Six years later, at the Blue Chip Casino, came the $10,000 jackpot. As the staff congratulated him on his apparent good luck, they also asked for his name. There were too many cameras for him to walk away, he said.

"I simply panicked," Sternfield said. "I made a serious and very unwise decision on the spur of the moment. I made up a fictitious name."

Court documents allege that Sternfield also presented a bank card with the name Michael Fainstein, but Sternfield insists that he only scribbled an imaginary name and the staff took him at his word, "which I, of course, very much regret."

Blue Chip Casino chose to press charges of trespassing and identity deception. Sternfield hired a lawyer, who advised the rabbi to turn himself in, he said. He drove to the courthouse in Michigan City, Ind., where his mug shot was taken. Sternfield met criteria established by prosecutors to get his charges dismissed in January of this year. What remained of the $10,000 prize after taxes covered his legal fees.

Shortly thereafter, Sternfield said, someone in the Chicago Sinai congregation spotted the mug shot posted on a website called justmugshots.com. When a temple leader first confronted Sternfield about the photo, he said, he made up a story involving an altercation.

He logged onto the site and paid its asking price of $199.99 to have the photo removed.

After more temple leaders came to him less than a week later, he said, he eventually told them the whole story.

"This is the nature of addiction. You can't admit out loud that you have this problem," he said. "It was unbearable for me to admit."

Within a few months, he said, the temple's executive committee told Sternfield he was leaving.
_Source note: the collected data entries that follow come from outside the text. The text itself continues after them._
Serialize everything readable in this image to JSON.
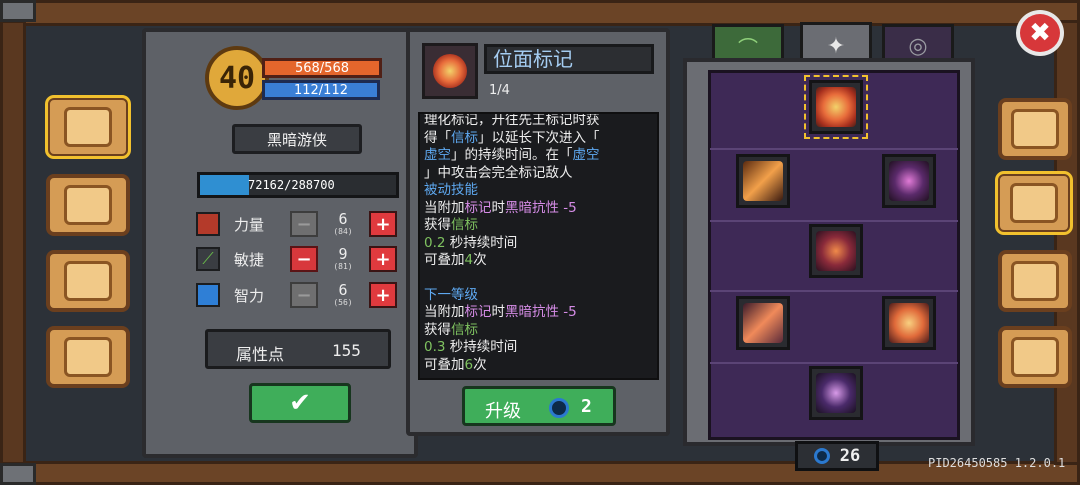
{
  "player": {
    "level": "40",
    "hp": "568/568",
    "mp": "112/112",
    "class_name": "黑暗游侠",
    "xp": "72162/288700",
    "xp_fraction": 0.25
  },
  "stats": [
    {
      "label": "力量",
      "value": "6",
      "sub": "(84)",
      "minus_active": false
    },
    {
      "label": "敏捷",
      "value": "9",
      "sub": "(81)",
      "minus_active": true
    },
    {
      "label": "智力",
      "value": "6",
      "sub": "(56)",
      "minus_active": false
    }
  ],
  "attribute_points": {
    "label": "属性点",
    "value": "155"
  },
  "confirm_icon": "✔",
  "skill": {
    "name": "位面标记",
    "level": "1/4",
    "upgrade_label": "升级",
    "upgrade_cost": "2"
  },
  "description": {
    "line1": "理化标记，开往先王标记时获",
    "line2a": "得「",
    "line2b": "信标",
    "line2c": "」以延长下次进入「",
    "line3a": "虚空",
    "line3b": "」的持续时间。在「",
    "line3c": "虚空",
    "line4": "」中攻击会完全标记敌人",
    "passive_title": "被动技能",
    "p1a": "当附加",
    "p1b": "标记",
    "p1c": "时",
    "p1d": "黑暗抗性 -5",
    "p2a": "获得",
    "p2b": "信标",
    "p3a": "0.2",
    "p3b": " 秒持续时间",
    "p4a": "可叠加",
    "p4b": "4",
    "p4c": "次",
    "next_title": "下一等级",
    "n1a": "当附加",
    "n1b": "标记",
    "n1c": "时",
    "n1d": "黑暗抗性 -5",
    "n2a": "获得",
    "n2b": "信标",
    "n3a": "0.3",
    "n3b": " 秒持续时间",
    "n4a": "可叠加",
    "n4b": "6",
    "n4c": "次"
  },
  "coins": "26",
  "version": "PID26450585 1.2.0.1",
  "close_glyph": "✖",
  "colors": {
    "accent_green": "#3fae5a",
    "panel_purple": "#3e2956",
    "close_red": "#d7373a"
  }
}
He insists that the reasons for his dismissal didn't extend beyond gambling and his dishonesty about it.

He said he offered several drafts of a resignation letter, one of them explaining his addiction to the congregation.
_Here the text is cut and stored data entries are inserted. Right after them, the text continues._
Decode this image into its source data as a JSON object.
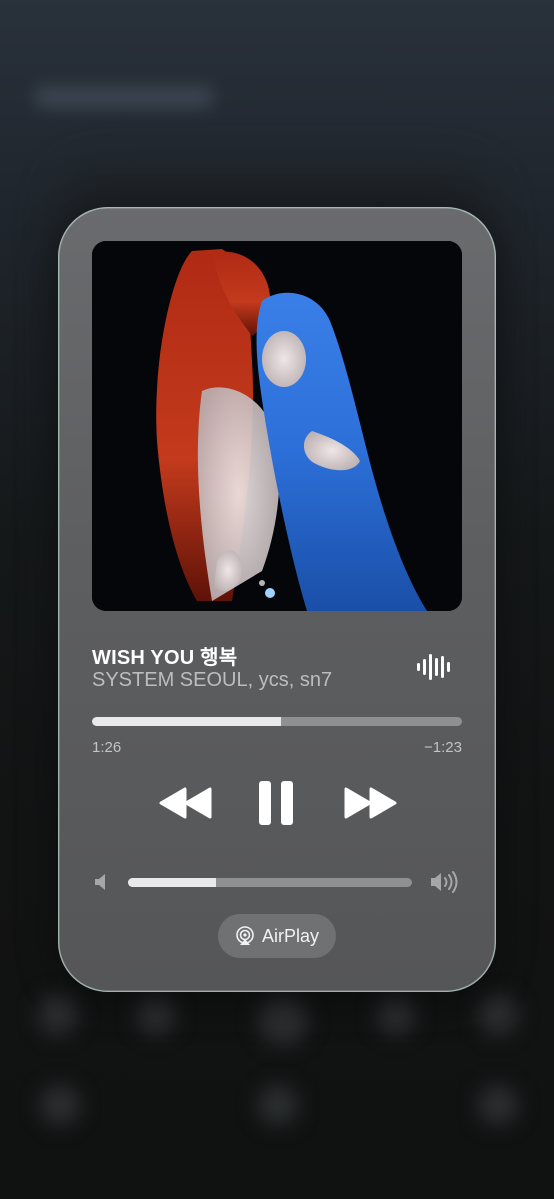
{
  "now_playing": {
    "title": "WISH YOU 행복",
    "artist": "SYSTEM SEOUL, ycs, sn7"
  },
  "playback": {
    "elapsed": "1:26",
    "remaining": "−1:23",
    "progress_fraction": 0.51,
    "state": "playing"
  },
  "volume": {
    "level_fraction": 0.31
  },
  "airplay": {
    "label": "AirPlay"
  },
  "icons": {
    "waveform": "waveform-icon",
    "rewind": "backward-icon",
    "pause": "pause-icon",
    "forward": "forward-icon",
    "volume_low": "speaker-low-icon",
    "volume_high": "speaker-high-icon",
    "airplay": "airplay-icon"
  },
  "colors": {
    "card_bg": "#5f6062",
    "track": "#8f9092",
    "fill": "#e9e9eb",
    "artist_text": "#bdbdbf"
  }
}
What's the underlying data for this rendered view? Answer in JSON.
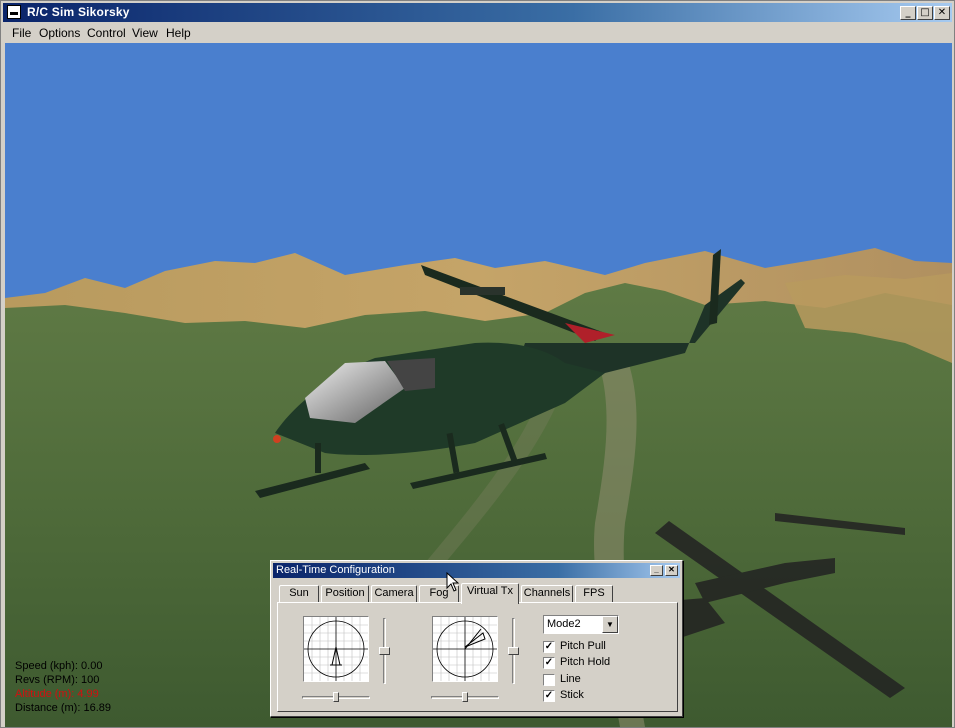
{
  "window": {
    "title": "R/C Sim Sikorsky",
    "buttons": {
      "minimize": "_",
      "maximize": "□",
      "close": "✕"
    }
  },
  "menu": [
    "File",
    "Options",
    "Control",
    "View",
    "Help"
  ],
  "hud": {
    "speed": "Speed (kph): 0.00",
    "revs": "Revs (RPM): 100",
    "altitude": "Altitude (m): 4.99",
    "distance": "Distance (m): 16.89"
  },
  "config": {
    "title": "Real-Time Configuration",
    "tabs": [
      "Sun",
      "Position",
      "Camera",
      "Fog",
      "Virtual Tx",
      "Channels",
      "FPS"
    ],
    "active_tab": "Virtual Tx",
    "mode_select": {
      "value": "Mode2"
    },
    "checkboxes": [
      {
        "label": "Pitch Pull",
        "checked": true
      },
      {
        "label": "Pitch Hold",
        "checked": true
      },
      {
        "label": "Line",
        "checked": false
      },
      {
        "label": "Stick",
        "checked": true
      }
    ],
    "sliders": {
      "left_vertical_level": 0.5,
      "right_vertical_level": 0.5,
      "left_horizontal_level": 0.5,
      "right_horizontal_level": 0.5
    }
  },
  "colors": {
    "sky": "#4a7fce",
    "title_active": "#0a246a",
    "hud_alert": "#d01010"
  }
}
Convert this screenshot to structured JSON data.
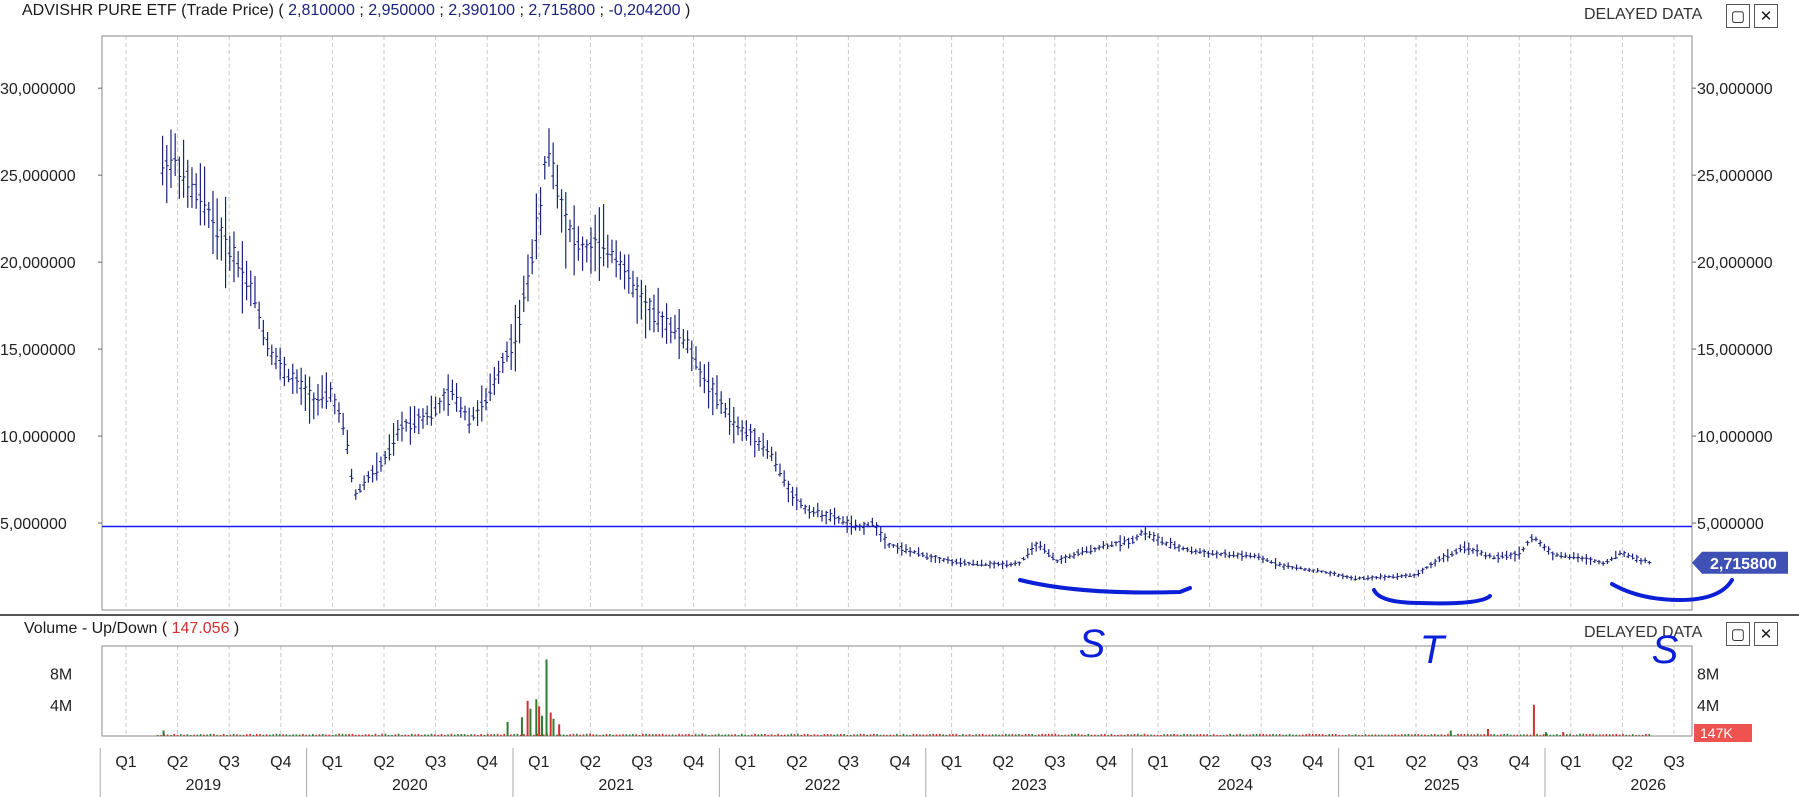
{
  "header": {
    "symbol": "ADVISHR PURE ETF",
    "price_type": "(Trade Price)",
    "open": "2,810000",
    "high": "2,950000",
    "low": "2,390100",
    "close": "2,715800",
    "change": "-0,204200",
    "delayed_label": "DELAYED DATA"
  },
  "volume_header": {
    "title": "Volume - Up/Down",
    "value": "147.056",
    "delayed_label": "DELAYED DATA"
  },
  "window_icons": {
    "maximize": "maximize-icon",
    "close": "close-icon"
  },
  "colors": {
    "price": "#1a237e",
    "hline": "#1a1aff",
    "up": "#2e7d32",
    "down": "#d32f2f",
    "annotation": "#0a1fd6",
    "badge": "#3f51b5",
    "vol_badge": "#ef5350"
  },
  "annotations": {
    "labels": [
      "S",
      "T",
      "S"
    ]
  },
  "chart_data": [
    {
      "type": "ohlc",
      "title": "ADVISHR PURE ETF (Trade Price)",
      "ylim": [
        0,
        33000000
      ],
      "yticks": [
        5000000,
        10000000,
        15000000,
        20000000,
        25000000,
        30000000
      ],
      "ytick_labels": [
        "5,000000",
        "10,000000",
        "15,000000",
        "20,000000",
        "25,000000",
        "30,000000"
      ],
      "horizontal_line": 4800000,
      "last_value_label": "2,715800",
      "grid": "vertical dashed at quarters",
      "x_quarter_labels": [
        "Q1",
        "Q2",
        "Q3",
        "Q4",
        "Q1",
        "Q2",
        "Q3",
        "Q4",
        "Q1",
        "Q2",
        "Q3",
        "Q4",
        "Q1",
        "Q2",
        "Q3",
        "Q4",
        "Q1",
        "Q2",
        "Q3",
        "Q4",
        "Q1",
        "Q2",
        "Q3",
        "Q4",
        "Q1",
        "Q2",
        "Q3",
        "Q4",
        "Q1",
        "Q2",
        "Q3"
      ],
      "x_year_labels": [
        "2019",
        "2020",
        "2021",
        "2022",
        "2023",
        "2024",
        "2025",
        "2026"
      ],
      "x_start_quarter": "2019-Q1",
      "series": [
        {
          "close_path": [
            [
              "2019-04-20",
              25500000
            ],
            [
              "2019-05-10",
              26000000
            ],
            [
              "2019-06-01",
              24500000
            ],
            [
              "2019-07-01",
              23500000
            ],
            [
              "2019-08-01",
              21500000
            ],
            [
              "2019-09-01",
              20000000
            ],
            [
              "2019-10-01",
              18000000
            ],
            [
              "2019-10-20",
              15500000
            ],
            [
              "2019-11-15",
              14000000
            ],
            [
              "2019-12-15",
              13000000
            ],
            [
              "2020-01-15",
              12000000
            ],
            [
              "2020-02-15",
              12500000
            ],
            [
              "2020-03-10",
              10000000
            ],
            [
              "2020-03-25",
              6500000
            ],
            [
              "2020-04-15",
              7500000
            ],
            [
              "2020-05-15",
              8500000
            ],
            [
              "2020-06-15",
              10500000
            ],
            [
              "2020-07-15",
              11000000
            ],
            [
              "2020-08-15",
              11500000
            ],
            [
              "2020-09-15",
              12500000
            ],
            [
              "2020-10-15",
              11000000
            ],
            [
              "2020-11-15",
              12000000
            ],
            [
              "2020-12-15",
              14500000
            ],
            [
              "2021-01-10",
              16000000
            ],
            [
              "2021-02-01",
              20000000
            ],
            [
              "2021-02-20",
              23000000
            ],
            [
              "2021-03-01",
              27000000
            ],
            [
              "2021-03-15",
              25000000
            ],
            [
              "2021-04-01",
              22500000
            ],
            [
              "2021-05-01",
              20500000
            ],
            [
              "2021-06-01",
              21000000
            ],
            [
              "2021-07-01",
              20500000
            ],
            [
              "2021-08-01",
              18500000
            ],
            [
              "2021-09-01",
              17000000
            ],
            [
              "2021-10-01",
              16500000
            ],
            [
              "2021-11-01",
              15500000
            ],
            [
              "2021-12-01",
              13500000
            ],
            [
              "2022-01-01",
              12000000
            ],
            [
              "2022-02-01",
              10500000
            ],
            [
              "2022-03-01",
              10000000
            ],
            [
              "2022-04-01",
              9000000
            ],
            [
              "2022-05-01",
              7000000
            ],
            [
              "2022-06-01",
              5800000
            ],
            [
              "2022-07-01",
              5500000
            ],
            [
              "2022-08-01",
              5200000
            ],
            [
              "2022-09-01",
              4700000
            ],
            [
              "2022-10-01",
              5000000
            ],
            [
              "2022-10-25",
              3800000
            ],
            [
              "2022-12-01",
              3400000
            ],
            [
              "2023-01-15",
              3000000
            ],
            [
              "2023-03-01",
              2700000
            ],
            [
              "2023-05-01",
              2600000
            ],
            [
              "2023-06-15",
              2700000
            ],
            [
              "2023-07-15",
              3800000
            ],
            [
              "2023-08-20",
              2800000
            ],
            [
              "2023-10-01",
              3300000
            ],
            [
              "2023-11-15",
              3700000
            ],
            [
              "2024-01-01",
              4000000
            ],
            [
              "2024-01-20",
              4500000
            ],
            [
              "2024-03-01",
              3800000
            ],
            [
              "2024-04-15",
              3400000
            ],
            [
              "2024-06-01",
              3200000
            ],
            [
              "2024-08-01",
              3100000
            ],
            [
              "2024-10-01",
              2500000
            ],
            [
              "2024-12-01",
              2200000
            ],
            [
              "2025-02-01",
              1800000
            ],
            [
              "2025-03-15",
              1900000
            ],
            [
              "2025-05-15",
              2000000
            ],
            [
              "2025-07-01",
              3000000
            ],
            [
              "2025-08-15",
              3600000
            ],
            [
              "2025-10-01",
              3000000
            ],
            [
              "2025-11-15",
              3200000
            ],
            [
              "2025-12-10",
              4200000
            ],
            [
              "2026-01-15",
              3200000
            ],
            [
              "2026-03-01",
              3000000
            ],
            [
              "2026-04-15",
              2700000
            ],
            [
              "2026-05-15",
              3300000
            ],
            [
              "2026-06-15",
              2900000
            ],
            [
              "2026-07-05",
              2715800
            ]
          ]
        }
      ]
    },
    {
      "type": "bar",
      "title": "Volume - Up/Down",
      "ylim": [
        0,
        10500000
      ],
      "yticks": [
        4000000,
        8000000
      ],
      "ytick_labels": [
        "4M",
        "8M"
      ],
      "last_value_label": "147K",
      "series": [
        {
          "name": "Up",
          "peaks": [
            [
              "2019-04-20",
              700000
            ],
            [
              "2020-12-20",
              1800000
            ],
            [
              "2021-01-15",
              2400000
            ],
            [
              "2021-01-30",
              3500000
            ],
            [
              "2021-02-10",
              4700000
            ],
            [
              "2021-02-20",
              2600000
            ],
            [
              "2021-02-28",
              9800000
            ],
            [
              "2021-03-10",
              2200000
            ],
            [
              "2025-07-15",
              700000
            ],
            [
              "2026-01-01",
              500000
            ]
          ]
        },
        {
          "name": "Down",
          "peaks": [
            [
              "2021-01-25",
              4500000
            ],
            [
              "2021-02-15",
              3800000
            ],
            [
              "2021-03-05",
              3000000
            ],
            [
              "2021-03-20",
              1500000
            ],
            [
              "2025-09-20",
              900000
            ],
            [
              "2025-12-10",
              4000000
            ],
            [
              "2026-02-01",
              500000
            ]
          ]
        }
      ]
    }
  ]
}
"I had that letter ready to go," he said, "and I was not permitted to send it."

Some members of the congregation say they would like to have heard a more candid explanation.

"I think he should've been given an opportunity to tell his story about what happened and allow the congregation to decide what they wanted," said Crystal Van Der Linden, 32, when the Tribune told her Sternfield's explanation of what had occurred. "We were not given a choice. Still there are so many people that just don't know. There are just wretched rumors."

Neuman said if anyone could deliver a graceful public confession, it's Sternfield.

"Knowing Michael, it would have been great sermon material to be out with it," she said.

Rabbi Michael Balinsky, an Orthodox rabbi who serves as the executive vice president of the Chicago Board of Rabbis, said knowing where to draw the line when a spiritual leader goes astray can be a complex decision for a congregation to make.

"The question is, 'Are there certain red lines that people accept about the humanity of clergy and other cases where it becomes more problematic?'" he said, adding that he had no knowledge of the situation at Chicago Sinai.

Mannis, the temple president, said many congregants feel a profound sense of loss after Sternfield's departure, since Sternfield is the only rabbi many of them have ever known.

"I've had questions and discussions on where we've been and where we're going from here," he said.

"From the very beginning our aim at Sinai has been to respect Rabbi Sternfield. He helped a lot of others in a lot of ways."

Sternfield said setting the record straight, which he did only when approached by the Tribune, heightened his High Holy Days experience. Rabbis often spend the entire year preparing their sermons for Yom Kippur, the holiest day on the Jewish calendar.

"For 44 years, I've conducted High Holy Day services delivering sermons that would be meaningful and would inspire and motivate," Sternfield said. "That was always my objective. For the first time, I didn't have to worry about the public presentation. I had to focus on my inner life and my relationships with people most important to me."

On Saturday, Sinai's turnout for Yom Kippur services soared, as usual. Congregants sat inside the synagogue's sanctuary as well as at nearby Fourth Presbyterian Church, reciting prayers and confessions as a community — a ritual intended to signify each Jew's responsibility for one another.

Sternfield spent the day in his high-rise condominium fasting and praying alone.